Way back in 2002, my topic for this column was My Secret Web Sites, which was my approach to keeping up with the changes in information technology that were coming at a increasingly fast pace. So, I will recycle that theme in the service of promoting the bookmark approach discussed above. Having a few "go-to" sites can provide you more control over your browsing experience, since you can actively choose which posts to read rather than having to ignore something that pops into a feed. Plus, sites will prove themselves to be useful, or not useful, after consistent visits over time.
People still ask me how I keep up with all the technology stuff. Either my strategy is effective and timeless, or I'm just not adapting to the new way of doing things. However, having been on the internet since before it was the internet, perhaps my experience counts for something. So, as in 2002, I will share some of my secret sites only known to me and millions of other people.
Interestingly enough, Slashdot is the only site on my 2002 list that remains on my list today. It still provides a mix of technology and science news presented in a rather unflashy old-style interface. Slashdot, still titled News for Nerds, stuff that matters, hasn't changed too much since Commander Taco gave up the reins, which keeps it a useful source of sometimes arcane technology information.
digg.com is an internet aggregation site that is a bit more modern than Slashdot and includes a matrix of items with a photo along with a headline and synopsis of a story, video, or web site. Digg is similar to reddit which bills itself as The Frontpage of the Internet. Digg is titled, What the Internet is Talking About. I like digg because it presents a fixed amount of content that updates during the course of a day. This avoids being sucked into an endless feed of information while still reflecting what's current both in the news and in internet culture.
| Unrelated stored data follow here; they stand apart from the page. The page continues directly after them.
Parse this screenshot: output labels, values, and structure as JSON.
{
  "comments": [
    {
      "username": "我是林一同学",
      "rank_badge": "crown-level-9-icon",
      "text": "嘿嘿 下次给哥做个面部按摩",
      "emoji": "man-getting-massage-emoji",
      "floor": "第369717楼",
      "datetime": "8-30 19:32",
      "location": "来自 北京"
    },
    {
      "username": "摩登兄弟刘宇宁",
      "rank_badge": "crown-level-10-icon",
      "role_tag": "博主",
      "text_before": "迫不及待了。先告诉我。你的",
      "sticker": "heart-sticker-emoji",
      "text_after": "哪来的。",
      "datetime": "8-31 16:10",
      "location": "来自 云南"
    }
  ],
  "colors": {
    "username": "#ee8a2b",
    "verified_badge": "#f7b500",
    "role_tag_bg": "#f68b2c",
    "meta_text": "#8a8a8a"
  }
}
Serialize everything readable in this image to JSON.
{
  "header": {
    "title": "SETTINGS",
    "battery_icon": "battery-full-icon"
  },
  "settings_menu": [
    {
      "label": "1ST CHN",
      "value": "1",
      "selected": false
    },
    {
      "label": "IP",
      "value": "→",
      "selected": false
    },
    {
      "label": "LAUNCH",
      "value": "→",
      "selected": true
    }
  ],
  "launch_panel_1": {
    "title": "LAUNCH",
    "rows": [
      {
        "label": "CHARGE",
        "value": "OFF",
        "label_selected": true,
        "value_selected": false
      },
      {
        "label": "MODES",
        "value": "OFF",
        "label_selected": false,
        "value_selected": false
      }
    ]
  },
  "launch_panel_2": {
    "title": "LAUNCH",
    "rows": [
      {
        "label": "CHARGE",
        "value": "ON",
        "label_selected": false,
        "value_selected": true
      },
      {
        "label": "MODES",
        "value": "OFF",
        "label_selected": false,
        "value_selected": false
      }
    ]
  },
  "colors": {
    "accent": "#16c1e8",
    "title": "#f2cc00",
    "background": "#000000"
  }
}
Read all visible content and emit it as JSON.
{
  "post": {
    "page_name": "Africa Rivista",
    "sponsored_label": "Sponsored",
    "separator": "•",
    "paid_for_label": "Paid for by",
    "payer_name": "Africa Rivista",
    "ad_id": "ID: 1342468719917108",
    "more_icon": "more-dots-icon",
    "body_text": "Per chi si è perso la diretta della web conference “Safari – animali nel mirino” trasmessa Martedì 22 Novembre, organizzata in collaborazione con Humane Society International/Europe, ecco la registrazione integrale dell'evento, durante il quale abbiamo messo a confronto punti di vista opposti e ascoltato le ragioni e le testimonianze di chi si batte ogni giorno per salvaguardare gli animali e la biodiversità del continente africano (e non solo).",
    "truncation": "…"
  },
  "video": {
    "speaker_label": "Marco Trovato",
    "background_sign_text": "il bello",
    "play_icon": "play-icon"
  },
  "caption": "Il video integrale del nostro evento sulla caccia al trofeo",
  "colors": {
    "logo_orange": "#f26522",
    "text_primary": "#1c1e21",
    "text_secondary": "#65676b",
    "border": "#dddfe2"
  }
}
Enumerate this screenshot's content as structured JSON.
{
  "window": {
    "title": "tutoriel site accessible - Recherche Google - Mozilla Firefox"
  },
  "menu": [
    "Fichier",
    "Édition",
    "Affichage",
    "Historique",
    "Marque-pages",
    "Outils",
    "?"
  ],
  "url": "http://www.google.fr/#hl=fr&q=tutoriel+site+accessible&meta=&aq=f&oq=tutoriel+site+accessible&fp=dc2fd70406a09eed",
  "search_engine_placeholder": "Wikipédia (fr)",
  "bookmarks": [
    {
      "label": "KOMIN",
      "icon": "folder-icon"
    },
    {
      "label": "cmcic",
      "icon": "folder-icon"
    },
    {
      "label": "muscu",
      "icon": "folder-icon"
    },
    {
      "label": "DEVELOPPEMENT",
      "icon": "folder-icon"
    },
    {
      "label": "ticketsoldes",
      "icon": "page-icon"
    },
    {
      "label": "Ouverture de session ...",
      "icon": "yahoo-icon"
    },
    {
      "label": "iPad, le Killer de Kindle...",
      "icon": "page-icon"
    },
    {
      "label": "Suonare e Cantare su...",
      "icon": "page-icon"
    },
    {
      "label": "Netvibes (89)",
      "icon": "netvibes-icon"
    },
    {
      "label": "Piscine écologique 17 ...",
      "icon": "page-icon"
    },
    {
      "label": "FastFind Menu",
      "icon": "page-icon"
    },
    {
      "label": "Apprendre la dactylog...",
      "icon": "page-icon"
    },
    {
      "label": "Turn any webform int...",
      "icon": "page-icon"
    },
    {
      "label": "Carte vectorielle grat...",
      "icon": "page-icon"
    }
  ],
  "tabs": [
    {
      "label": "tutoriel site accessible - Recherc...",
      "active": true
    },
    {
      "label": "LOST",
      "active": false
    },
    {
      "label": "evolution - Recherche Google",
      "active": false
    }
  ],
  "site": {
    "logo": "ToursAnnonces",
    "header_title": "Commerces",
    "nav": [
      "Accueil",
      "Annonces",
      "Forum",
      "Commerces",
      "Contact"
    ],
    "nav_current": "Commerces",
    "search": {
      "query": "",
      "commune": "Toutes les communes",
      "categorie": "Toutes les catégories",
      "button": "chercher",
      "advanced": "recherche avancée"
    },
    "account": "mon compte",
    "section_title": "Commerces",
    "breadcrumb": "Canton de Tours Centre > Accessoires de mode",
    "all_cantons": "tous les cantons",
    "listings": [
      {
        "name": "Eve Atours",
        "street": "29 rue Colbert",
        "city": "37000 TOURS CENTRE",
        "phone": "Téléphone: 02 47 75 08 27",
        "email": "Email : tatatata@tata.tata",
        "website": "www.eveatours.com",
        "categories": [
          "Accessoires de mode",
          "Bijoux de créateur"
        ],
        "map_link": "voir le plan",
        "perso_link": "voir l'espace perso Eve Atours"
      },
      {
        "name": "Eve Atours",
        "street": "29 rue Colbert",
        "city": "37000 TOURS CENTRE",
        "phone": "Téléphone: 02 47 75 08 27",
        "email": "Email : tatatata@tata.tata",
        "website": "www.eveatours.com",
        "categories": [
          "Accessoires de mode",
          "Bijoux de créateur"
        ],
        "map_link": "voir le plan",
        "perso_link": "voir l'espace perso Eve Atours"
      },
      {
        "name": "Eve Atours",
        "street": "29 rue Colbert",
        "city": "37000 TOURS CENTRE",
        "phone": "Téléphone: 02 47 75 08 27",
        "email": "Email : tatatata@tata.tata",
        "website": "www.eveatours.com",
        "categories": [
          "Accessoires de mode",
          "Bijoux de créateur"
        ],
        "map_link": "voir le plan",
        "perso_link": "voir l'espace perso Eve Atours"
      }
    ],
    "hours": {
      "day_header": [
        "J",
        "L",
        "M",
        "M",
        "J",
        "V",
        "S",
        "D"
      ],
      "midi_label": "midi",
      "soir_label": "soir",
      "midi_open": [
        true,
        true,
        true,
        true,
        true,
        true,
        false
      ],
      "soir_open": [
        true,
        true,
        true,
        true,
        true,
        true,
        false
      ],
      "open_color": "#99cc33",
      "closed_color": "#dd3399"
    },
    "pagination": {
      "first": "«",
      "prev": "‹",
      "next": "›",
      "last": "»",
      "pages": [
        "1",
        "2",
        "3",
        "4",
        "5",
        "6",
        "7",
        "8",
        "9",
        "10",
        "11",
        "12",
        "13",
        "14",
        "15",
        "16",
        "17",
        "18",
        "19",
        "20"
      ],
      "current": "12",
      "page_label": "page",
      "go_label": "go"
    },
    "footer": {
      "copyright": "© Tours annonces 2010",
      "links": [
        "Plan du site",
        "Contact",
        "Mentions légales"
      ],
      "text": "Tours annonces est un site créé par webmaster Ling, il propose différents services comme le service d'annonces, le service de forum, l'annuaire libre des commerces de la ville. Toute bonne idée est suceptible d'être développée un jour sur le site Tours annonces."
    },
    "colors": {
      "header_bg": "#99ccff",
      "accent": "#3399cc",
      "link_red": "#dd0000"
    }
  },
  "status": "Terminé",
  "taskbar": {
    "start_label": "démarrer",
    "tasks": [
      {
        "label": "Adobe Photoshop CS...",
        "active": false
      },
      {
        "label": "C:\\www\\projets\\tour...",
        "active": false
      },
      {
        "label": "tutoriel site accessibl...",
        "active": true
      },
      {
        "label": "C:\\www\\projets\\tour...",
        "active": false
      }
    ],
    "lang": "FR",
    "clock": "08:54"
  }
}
These two sites are very similar and provide links to stories on personal information technology (gadgets), some general news, and also entertainment news. Endgadget annoys me by being an internet black hole (they redirect you to their site so that your "back" button won't let you leave.) However, its interesting to see what stories show up on both sites as a measure of potential importance or impact.
There are a few other sites I regularly visit, but I'm not going to give up all of my secrets. In addition to these technology sites, I usually frequent my local newspaper page as well as a national news source. Unfortunately, newspaper sites increasingly are "paywalled"—that is they require a subscription to allow you to read the content after a certain amount of browsing. However, this is not necessarily a bad thing, since they are not consumed with drawing your eyeballs to advertising as the sole source of their income. I like to think that their less dependence upon internet ads, and the fact that they employ trained journalists, provides an extra bit of credibility to what they publish.
Perhaps you should try this bookmark approach to the internet experience. Of course, this does make information consumption a conscious activity that requires some dedicated time. Or, perhaps using the internet as a constant distraction machine works better for you. Wait, he tweeted what??